Consider a value:
1 (a humble abstract symbol that represents a single entity of a type).
Let's perform an operation using the value
1, such as:
1 + 1 (which is important to note as equivalent to
2, but I digress).
There are other values that exist, such as
3, on which we can perform an operation using the same operator (such as
3 in the operation:
2 + 3).
Thus, we can abstract rules among operations and use letters to denote any value that it is defined to represent. For example, let
x represent any scalar value. Hence
x + x represents an addition operation between two instances of the same abstract value (which in this case can be shortened to
2x, which is a pattern that applies to any one-dimensional value (ie.

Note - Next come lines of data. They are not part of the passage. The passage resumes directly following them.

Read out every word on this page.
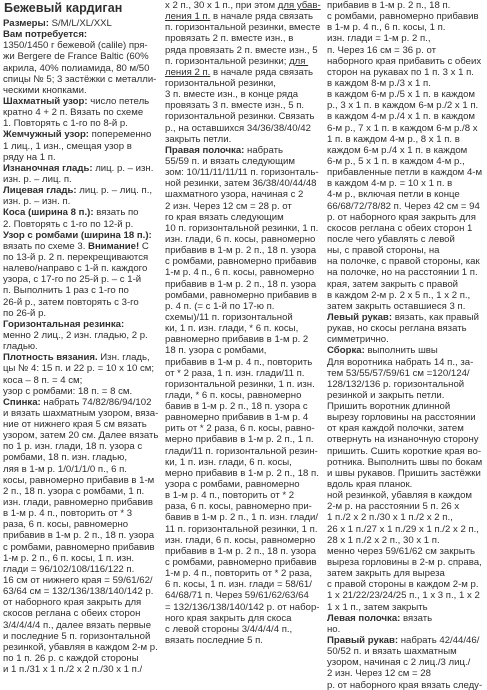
Бежевый кардиган
Размеры: S/M/L/XL/XXL
Вам потребуется:
1350/1450 г бежевой (calile) пря-
жи Bergere de France Baltic (60%
акрила, 40% полиамида, 80 м/50
спицы № 5; 3 застёжки с металли-
ческими кнопками.
Шахматный узор: число петель
кратно 4 + 2 п. Вязать по схеме
1. Повторять с 1-го по 8-й р.
Жемчужный узор: попеременно
1 лиц., 1 изн., смещая узор в
ряду на 1 п.
Изнаночная гладь: лиц. р. – изн.
изн. р. – лиц. п.
Лицевая гладь: лиц. р. – лиц. п.,
изн. р. – изн. п.
Коса (ширина 8 п.): вязать по
2. Повторять с 1-го по 12-й р.
Узор с ромбами (ширина 18 п.):
вязать по схеме 3. Внимание! С
по 13-й р. 2 п. перекрещиваются
налево/направо с 1-й п. каждого
узора, с 17-го по 25-й р. – с 1-й
п. Выполнить 1 раз с 1-го по
26-й р., затем повторять с 3-го
по 26-й р.
Горизонтальная резинка:
менно 2 лиц., 2 изн. гладью, 2 р.
гладью.
Плотность вязания. Изн. гладь,
цы № 4: 15 п. и 22 р. = 10 х 10 см;
коса – 8 п. = 4 см;
узор с ромбами: 18 п. = 8 см.
Спинка: набрать 74/82/86/94/102
и вязать шахматным узором, вяза-
ние от нижнего края 5 см вязать
узором, затем 20 см. Далее вязать
по 1 р. изн. глади, 18 п. узора с
ромбами, 18 п. изн. гладью,
ляя в 1-м р. 1/0/1/1/0 п., 6 п.
косы, равномерно прибавив в 1-м
2 п., 18 п. узора с ромбами, 1 п.
изн. глади, равномерно прибавив
в 1-м р. 4 п., повторить от * 3
раза, 6 п. косы, равномерно
прибавив в 1-м р. 2 п., 18 п. узора
с ромбами, равномерно прибавив
1-м р. 2 п., 6 п. косы, 1 п. изн.
глади = 96/102/108/116/122 п.
16 см от нижнего края = 59/61/62/
63/64 см = 132/136/138/140/142 р.
от наборного края закрыть для
скосов реглана с обеих сторон
3/4/4/4/4 п., далее вязать первые
и последние 5 п. горизонтальной
резинкой, убавляя в каждом 2-м р.
по 1 п. 26 р. с каждой стороны
и 1 п./31 х 1 п./2 х 2 п./30 х 1 п./
х 2 п., 30 х 1 п., при этом для убав-
ления 1 п. в начале ряда связать
п. горизонтальной резинки, вместе
провязать 2 п. вместе изн., в
ряда провязать 2 п. вместе изн., 5
п. горизонтальной резинки; для
ления 2 п. в начале ряда связать
горизонтальной резинки,
3 п. вместе изн., в конце ряда
провязать 3 п. вместе изн., 5 п.
горизонтальной резинки. Связать
р., на оставшихся 34/36/38/40/42
закрыть петли.
Правая полочка: набрать
55/59 п. и вязать следующим
зом: 10/11/11/11/11 п. горизонталь-
ной резинки, затем 36/38/40/44/48
шахматного узора, начиная с 2
2 изн. Через 12 см = 28 р. от
го края вязать следующим
10 п. горизонтальной резинки, 1 п.
изн. глади, 6 п. косы, равномерно
прибавив в 1-м р. 2 п., 18 п. узора
с ромбами, равномерно прибавив
1-м р. 4 п., 6 п. косы, равномерно
прибавив в 1-м р. 2 п., 18 п. узора
ромбами, равномерно прибавив в
р. 4 п. (= с 1-й по 17-ю п.
схемы)/11 п. горизонтальной
ки, 1 п. изн. глади, * 6 п. косы,
равномерно прибавив в 1-м р. 2
18 п. узора с ромбами,
прибавив в 1-м р. 4 п., повторить
от * 2 раза, 1 п. изн. глади/11 п.
горизонтальной резинки, 1 п. изн.
глади, * 6 п. косы, равномерно
бавив в 1-м р. 2 п., 18 п. узора с
равномерно прибавив в 1-м р. 4
рить от * 2 раза, 6 п. косы, равно-
мерно прибавив в 1-м р. 2 п., 1 п.
глади/11 п. горизонтальной резин-
ки, 1 п. изн. глади, 6 п. косы,
мерно прибавив в 1-м р. 2 п., 18 п.
узора с ромбами, равномерно
в 1-м р. 4 п., повторить от * 2
раза, 6 п. косы, равномерно при-
бавив в 1-м р. 2 п., 1 п. изн. глади/
11 п. горизонтальной резинки, 1 п.
изн. глади, 6 п. косы, равномерно
прибавив в 1-м р. 2 п., 18 п. узора
с ромбами, равномерно прибавив
1-м р. 4 п., повторить от * 2 раза,
6 п. косы, 1 п. изн. глади = 58/61/
64/68/71 п. Через 59/61/62/63/64
= 132/136/138/140/142 р. от набор-
ного края закрыть для скоса
с левой стороны 3/4/4/4/4 п.,
вязать последние 5 п.
прибавив в 1-м р. 2 п., 18 п.
с ромбами, равномерно прибавив
в 1-м р. 4 п., 6 п. косы, 1 п.
изн. глади = 1-м р. 2 п.,
п. Через 16 см = 36 р. от
наборного края прибавить с обеих
сторон на рукавах по 1 п. 3 х 1 п.
в каждом 8-м р./3 х 1 п.
в каждом 6-м р./5 х 1 п. в каждом
р., 3 х 1 п. в каждом 6-м р./2 х 1 п.
в каждом 4-м р./4 х 1 п. в каждом
6-м р., 7 х 1 п. в каждом 6-м р./8 х
1 п. в каждом 4-м р., 8 х 1 п. в
каждом 6-м р./4 х 1 п. в каждом
6-м р., 5 х 1 п. в каждом 4-м р.,
прибавленные петли в каждом 4-м
в каждом 4-м р. = 10 х 1 п. в
4-м р., включая петли в конце
66/68/72/78/82 п. Через 42 см = 94
р. от наборного края закрыть для
скосов реглана с обеих сторон 1
после чего убавлять с левой
ны, с правой стороны, на
на полочке, с правой стороны, как
на полочке, но на расстоянии 1 п.
края, затем закрыть с правой
в каждом 2-м р. 2 х 5 п., 1 х 2 п.,
затем закрыть оставшиеся 3 п.
Левый рукав: вязать, как правый
рукав, но скосы реглана вязать
симметрично.
Сборка: выполнить швы
Для воротника набрать 14 п., за-
тем 53/55/57/59/61 см =120/124/
128/132/136 р. горизонтальной
резинкой и закрыть петли.
Пришить воротник длинной
вырезу горловины на расстоянии
от края каждой полочки, затем
отвернуть на изнаночную сторону
пришить. Сшить короткие края во-
ротника. Выполнить швы по бокам
и швы рукавов. Пришить застёжки
вдоль края планок.
ной резинкой, убавляя в каждом
2-м р. на расстоянии 5 п. 26 х
1 п./2 х 2 п./30 х 1 п./2 х 2 п.,
26 х 1 п./27 х 1 п./29 х 1 п./2 х 2 п.,
28 х 1 п./2 х 2 п., 30 х 1 п.
менно через 59/61/62 см закрыть
выреза горловины в 2-м р. справа,
затем закрыть для выреза
с правой стороны в каждом 2-м р.
1 х 21/22/23/24/25 п., 1 х 3 п., 1 х 2
1 х 1 п., затем закрыть
Левая полочка: вязать
но.
Правый рукав: набрать 42/44/46/
50/52 п. и вязать шахматным
узором, начиная с 2 лиц./3 лиц./
2 изн. Через 12 см = 28
р. от наборного края вязать следу-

x + x = 2x in the domain of scalars)).
Let's collect operations on values (parameters) and label them with a name, and call this concept: functions. Therefore we can label an operation
2x + 3 with a name '
F' and specify the parameters that are operated on (which in this case is only one and is called
x). The shorthand notation of such a definition would be:
F(x) = 2x + 3
Now we can perform operations such as composition and inversion on previously-defined functions or even use names to represent abstract yet-to-be defined functions.
Following the patterns of abstraction illustrated, what is a further level of abstraction over functions called? And maybe even the name of the abstraction over the abstraction?